In one school, for example, students who took the class had GPAs that were an average of 0.4 points higher than other students for the term.
“The results were pretty impressive given some of the challenging circumstances, such as technology that didn't work smoothly all the time, and the fact that sometimes teachers had trouble keeping their students on task,” said Bruce W. Tuckman, a professor of education at Ohio State University who designed the class.
Tuckman recently presented the results at the annual meeting of the American Educational Research Association.
The class taught students to overcome procrastination, build self-confidence and responsibility, manage their lives, learn from lecture and text and prepare for exams.
“It's basically a psychology course, but we're not teaching students for purely academic reasons. Instead, we're teaching them to put these psychological principles into practice in their own lives,” Tuckman said.

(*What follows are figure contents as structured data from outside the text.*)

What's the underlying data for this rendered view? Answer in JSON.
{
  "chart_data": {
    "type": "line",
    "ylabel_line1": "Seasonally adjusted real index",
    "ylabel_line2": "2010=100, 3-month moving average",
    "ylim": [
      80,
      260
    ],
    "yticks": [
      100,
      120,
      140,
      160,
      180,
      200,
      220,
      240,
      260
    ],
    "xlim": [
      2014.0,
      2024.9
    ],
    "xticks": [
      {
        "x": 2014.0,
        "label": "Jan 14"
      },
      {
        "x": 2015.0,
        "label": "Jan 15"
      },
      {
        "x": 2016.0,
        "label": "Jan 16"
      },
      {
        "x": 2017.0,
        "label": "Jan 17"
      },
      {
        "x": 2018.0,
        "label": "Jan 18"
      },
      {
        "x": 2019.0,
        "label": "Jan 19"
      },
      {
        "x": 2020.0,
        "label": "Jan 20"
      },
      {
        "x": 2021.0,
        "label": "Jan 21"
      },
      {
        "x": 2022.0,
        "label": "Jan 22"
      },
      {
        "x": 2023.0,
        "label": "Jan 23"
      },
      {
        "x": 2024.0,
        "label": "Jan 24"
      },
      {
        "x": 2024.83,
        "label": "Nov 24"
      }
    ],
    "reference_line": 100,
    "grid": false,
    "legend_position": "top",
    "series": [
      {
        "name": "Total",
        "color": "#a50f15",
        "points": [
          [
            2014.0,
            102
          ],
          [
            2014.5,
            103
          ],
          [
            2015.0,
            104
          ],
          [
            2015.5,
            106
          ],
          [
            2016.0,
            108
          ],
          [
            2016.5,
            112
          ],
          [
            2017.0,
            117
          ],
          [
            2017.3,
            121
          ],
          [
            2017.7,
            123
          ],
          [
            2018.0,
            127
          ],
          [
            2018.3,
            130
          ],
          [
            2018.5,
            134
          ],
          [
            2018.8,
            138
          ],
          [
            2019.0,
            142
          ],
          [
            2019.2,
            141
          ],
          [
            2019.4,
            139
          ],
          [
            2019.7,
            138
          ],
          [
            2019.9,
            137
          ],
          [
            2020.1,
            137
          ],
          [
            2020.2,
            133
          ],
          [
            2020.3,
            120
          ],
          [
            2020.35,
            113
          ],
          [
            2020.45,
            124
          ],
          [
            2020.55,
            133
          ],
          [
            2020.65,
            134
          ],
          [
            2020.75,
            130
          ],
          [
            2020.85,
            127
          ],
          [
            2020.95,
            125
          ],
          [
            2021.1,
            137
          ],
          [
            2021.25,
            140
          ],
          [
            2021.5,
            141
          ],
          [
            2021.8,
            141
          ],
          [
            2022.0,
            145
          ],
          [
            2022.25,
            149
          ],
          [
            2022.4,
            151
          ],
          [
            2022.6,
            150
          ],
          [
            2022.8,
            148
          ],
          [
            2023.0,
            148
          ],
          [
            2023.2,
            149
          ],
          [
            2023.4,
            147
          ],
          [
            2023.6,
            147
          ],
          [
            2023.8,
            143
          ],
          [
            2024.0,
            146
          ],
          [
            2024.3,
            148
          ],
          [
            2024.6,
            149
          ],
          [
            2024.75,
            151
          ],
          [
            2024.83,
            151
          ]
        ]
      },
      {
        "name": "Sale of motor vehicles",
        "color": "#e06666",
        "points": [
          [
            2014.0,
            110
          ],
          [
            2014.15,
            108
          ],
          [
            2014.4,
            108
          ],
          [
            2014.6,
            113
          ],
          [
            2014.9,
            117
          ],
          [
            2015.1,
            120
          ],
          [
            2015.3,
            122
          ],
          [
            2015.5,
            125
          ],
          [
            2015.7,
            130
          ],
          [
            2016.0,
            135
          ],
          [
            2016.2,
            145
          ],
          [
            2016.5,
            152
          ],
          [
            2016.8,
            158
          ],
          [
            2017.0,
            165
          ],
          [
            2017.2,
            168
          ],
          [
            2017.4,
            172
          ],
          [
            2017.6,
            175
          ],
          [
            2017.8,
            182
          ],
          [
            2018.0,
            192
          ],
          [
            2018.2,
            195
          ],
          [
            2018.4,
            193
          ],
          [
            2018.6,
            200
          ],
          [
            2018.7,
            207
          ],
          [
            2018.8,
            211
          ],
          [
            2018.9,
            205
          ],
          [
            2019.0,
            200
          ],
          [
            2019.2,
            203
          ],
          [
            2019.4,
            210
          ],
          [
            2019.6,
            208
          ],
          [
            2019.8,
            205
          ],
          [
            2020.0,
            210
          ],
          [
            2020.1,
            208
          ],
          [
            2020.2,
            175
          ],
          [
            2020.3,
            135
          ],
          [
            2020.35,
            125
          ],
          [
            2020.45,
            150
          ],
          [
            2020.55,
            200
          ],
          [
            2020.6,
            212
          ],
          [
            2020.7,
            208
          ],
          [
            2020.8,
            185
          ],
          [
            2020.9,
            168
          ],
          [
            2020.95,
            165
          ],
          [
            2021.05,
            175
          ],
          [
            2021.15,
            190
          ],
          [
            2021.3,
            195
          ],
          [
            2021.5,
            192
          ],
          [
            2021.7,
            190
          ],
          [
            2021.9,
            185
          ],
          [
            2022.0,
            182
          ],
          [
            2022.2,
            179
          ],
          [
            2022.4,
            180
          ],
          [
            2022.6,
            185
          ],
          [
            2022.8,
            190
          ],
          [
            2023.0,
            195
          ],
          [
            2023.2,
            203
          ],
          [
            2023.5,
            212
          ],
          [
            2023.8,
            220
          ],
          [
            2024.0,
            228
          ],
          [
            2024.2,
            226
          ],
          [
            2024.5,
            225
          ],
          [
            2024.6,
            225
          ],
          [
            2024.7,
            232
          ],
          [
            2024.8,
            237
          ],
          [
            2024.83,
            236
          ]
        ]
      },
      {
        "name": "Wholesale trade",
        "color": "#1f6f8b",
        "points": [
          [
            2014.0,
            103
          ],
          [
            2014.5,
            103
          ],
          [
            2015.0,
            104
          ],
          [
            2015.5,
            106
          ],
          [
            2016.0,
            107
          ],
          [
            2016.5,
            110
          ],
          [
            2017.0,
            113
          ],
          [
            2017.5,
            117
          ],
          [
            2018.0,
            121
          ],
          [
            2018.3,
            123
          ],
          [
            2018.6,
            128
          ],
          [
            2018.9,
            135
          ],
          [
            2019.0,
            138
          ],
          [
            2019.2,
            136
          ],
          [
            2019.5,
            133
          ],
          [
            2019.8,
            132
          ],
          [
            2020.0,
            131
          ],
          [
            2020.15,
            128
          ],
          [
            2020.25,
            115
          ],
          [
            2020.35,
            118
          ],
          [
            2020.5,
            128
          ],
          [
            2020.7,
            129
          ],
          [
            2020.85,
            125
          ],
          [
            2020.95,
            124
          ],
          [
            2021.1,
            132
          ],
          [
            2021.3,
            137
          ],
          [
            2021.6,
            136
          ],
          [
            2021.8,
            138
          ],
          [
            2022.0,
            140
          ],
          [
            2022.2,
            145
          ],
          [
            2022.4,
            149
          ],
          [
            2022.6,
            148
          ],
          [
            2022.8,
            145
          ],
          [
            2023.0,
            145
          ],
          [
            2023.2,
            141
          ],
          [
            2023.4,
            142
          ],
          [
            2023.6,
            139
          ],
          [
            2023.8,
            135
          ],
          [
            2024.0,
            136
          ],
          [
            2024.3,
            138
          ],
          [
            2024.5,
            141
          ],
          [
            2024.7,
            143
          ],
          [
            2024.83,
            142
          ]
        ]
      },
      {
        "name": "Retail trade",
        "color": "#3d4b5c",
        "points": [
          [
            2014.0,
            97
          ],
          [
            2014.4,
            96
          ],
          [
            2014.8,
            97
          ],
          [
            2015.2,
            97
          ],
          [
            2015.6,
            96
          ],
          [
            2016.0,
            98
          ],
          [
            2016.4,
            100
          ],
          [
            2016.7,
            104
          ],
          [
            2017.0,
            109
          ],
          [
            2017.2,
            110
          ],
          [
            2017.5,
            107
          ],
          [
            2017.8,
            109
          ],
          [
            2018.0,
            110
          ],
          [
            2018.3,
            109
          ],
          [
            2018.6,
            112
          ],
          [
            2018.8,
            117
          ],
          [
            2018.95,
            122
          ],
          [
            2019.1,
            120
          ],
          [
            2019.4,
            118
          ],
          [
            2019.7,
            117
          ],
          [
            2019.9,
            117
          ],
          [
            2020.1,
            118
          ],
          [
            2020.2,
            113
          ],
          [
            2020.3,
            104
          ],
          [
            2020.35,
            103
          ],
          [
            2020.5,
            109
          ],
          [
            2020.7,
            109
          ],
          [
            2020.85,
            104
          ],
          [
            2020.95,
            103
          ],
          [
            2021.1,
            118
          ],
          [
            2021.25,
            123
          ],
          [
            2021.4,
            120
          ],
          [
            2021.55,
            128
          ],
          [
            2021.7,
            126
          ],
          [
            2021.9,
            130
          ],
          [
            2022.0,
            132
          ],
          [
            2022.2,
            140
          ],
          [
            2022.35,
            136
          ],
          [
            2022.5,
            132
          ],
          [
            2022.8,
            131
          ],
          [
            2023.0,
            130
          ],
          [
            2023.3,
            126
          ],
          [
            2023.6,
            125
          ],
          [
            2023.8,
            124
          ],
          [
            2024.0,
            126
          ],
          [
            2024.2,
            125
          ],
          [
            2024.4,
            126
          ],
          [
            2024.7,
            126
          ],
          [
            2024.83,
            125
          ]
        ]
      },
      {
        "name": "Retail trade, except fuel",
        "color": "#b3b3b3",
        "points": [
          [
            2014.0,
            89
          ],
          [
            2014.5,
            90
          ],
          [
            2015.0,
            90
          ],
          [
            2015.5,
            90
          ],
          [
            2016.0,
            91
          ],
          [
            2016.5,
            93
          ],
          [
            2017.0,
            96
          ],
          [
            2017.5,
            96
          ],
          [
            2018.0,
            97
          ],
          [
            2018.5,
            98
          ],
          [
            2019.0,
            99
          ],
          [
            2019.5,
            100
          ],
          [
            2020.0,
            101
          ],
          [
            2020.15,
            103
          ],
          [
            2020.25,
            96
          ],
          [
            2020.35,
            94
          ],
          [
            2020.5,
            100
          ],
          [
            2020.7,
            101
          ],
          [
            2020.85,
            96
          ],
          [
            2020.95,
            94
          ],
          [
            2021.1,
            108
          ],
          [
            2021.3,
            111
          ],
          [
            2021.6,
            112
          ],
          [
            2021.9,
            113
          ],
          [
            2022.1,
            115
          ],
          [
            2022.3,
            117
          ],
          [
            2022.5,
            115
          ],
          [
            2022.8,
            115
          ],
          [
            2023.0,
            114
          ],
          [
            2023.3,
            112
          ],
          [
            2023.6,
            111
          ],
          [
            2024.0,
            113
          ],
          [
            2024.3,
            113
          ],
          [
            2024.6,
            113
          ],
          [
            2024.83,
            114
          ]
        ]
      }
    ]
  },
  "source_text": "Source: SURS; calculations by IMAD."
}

The study involved teaching the class, called “Strategies for School Success,” as a one-term (18 week) course, meeting four hours a week. It was taught at two large, urban high schools in Columbus , and one in Kansas City .
All together, 150 10th to 12th grade students took the course, and they were compared with an equal number of students who didn't take the class. The percentage of African American students in the three high school samples ranged from 55 to 90 percent.
Regular high school teachers taught the class; they were trained by Tuckman and his staff on the conceptual aspects of the course and the use of the required technology.
In one school, course-takers earned a GPA of 2.30 at the end of the term, compared to a GPA of 2.12 for non-takers. In another high school, students who took the course earned a GPA of 2.84, compared to 2.40 for the others. In the third school, course-takers earned 2.80, compared to 2.39 for the comparison students.
The course was modified from a similar “Strategies for Achievement” program that has been successfully taught to college students at Ohio State . An earlier study showed that Ohio State students who took the class had higher GPAs and were more likely to return for their next year of college than similar students who didn't take the class.
The high school class involved teaching the students four basic achievement strategies: taking reasonable risks, taking responsibility for actions, searching the environment for information, and using feedback. Each of the four strategies involved sub-strategies, and were based on well-founded psychological principles, he said.
The instructional design of the class is also innovative. The course was taught using a hybrid, web-based instructional model Tuckman developed called “Active Discovery And Participation Through Technology (ADAPT)." This hybrid includes some features of a traditional classroom, such as a textbook and a live instructor. But the students also had more than 200 computer-based activities they had to complete in the class.
Students don't just listen to the teacher lecture, he said. They have assignments to complete on the computer that helps them put into practice what they are learning.
For example, students are taught how to build a time management plan, and then have to create one for themselves on the computer.
“We're not just interested in getting them to acquire new information. We really want them to change their behavior, which is why they spend so much time in class completing assignments on the computer,” he said.
Tuckman said a class like this is important for inner-city students who don't learn the strategies for succeeding in school the way children in more advantaged communities typically do.
“Most of the students we are working with don't have role models who attended college. They don't grow up in environments where they pick up things like how to learn from a teacher's lecture, or how to manage their study time.”
But with the way schools are currently structured, there is currently no way to teach urban students these vital skills.
“When you look at the curriculum, it is divided into subjects – math is a subject, English is a subject and social studies is a subject. But learning how to learn is not a subject,” Tuckman said. “Students need to learn how to learn before they can master any of those subjects.”
The research was funded by a grant from the U.S. Department of Education.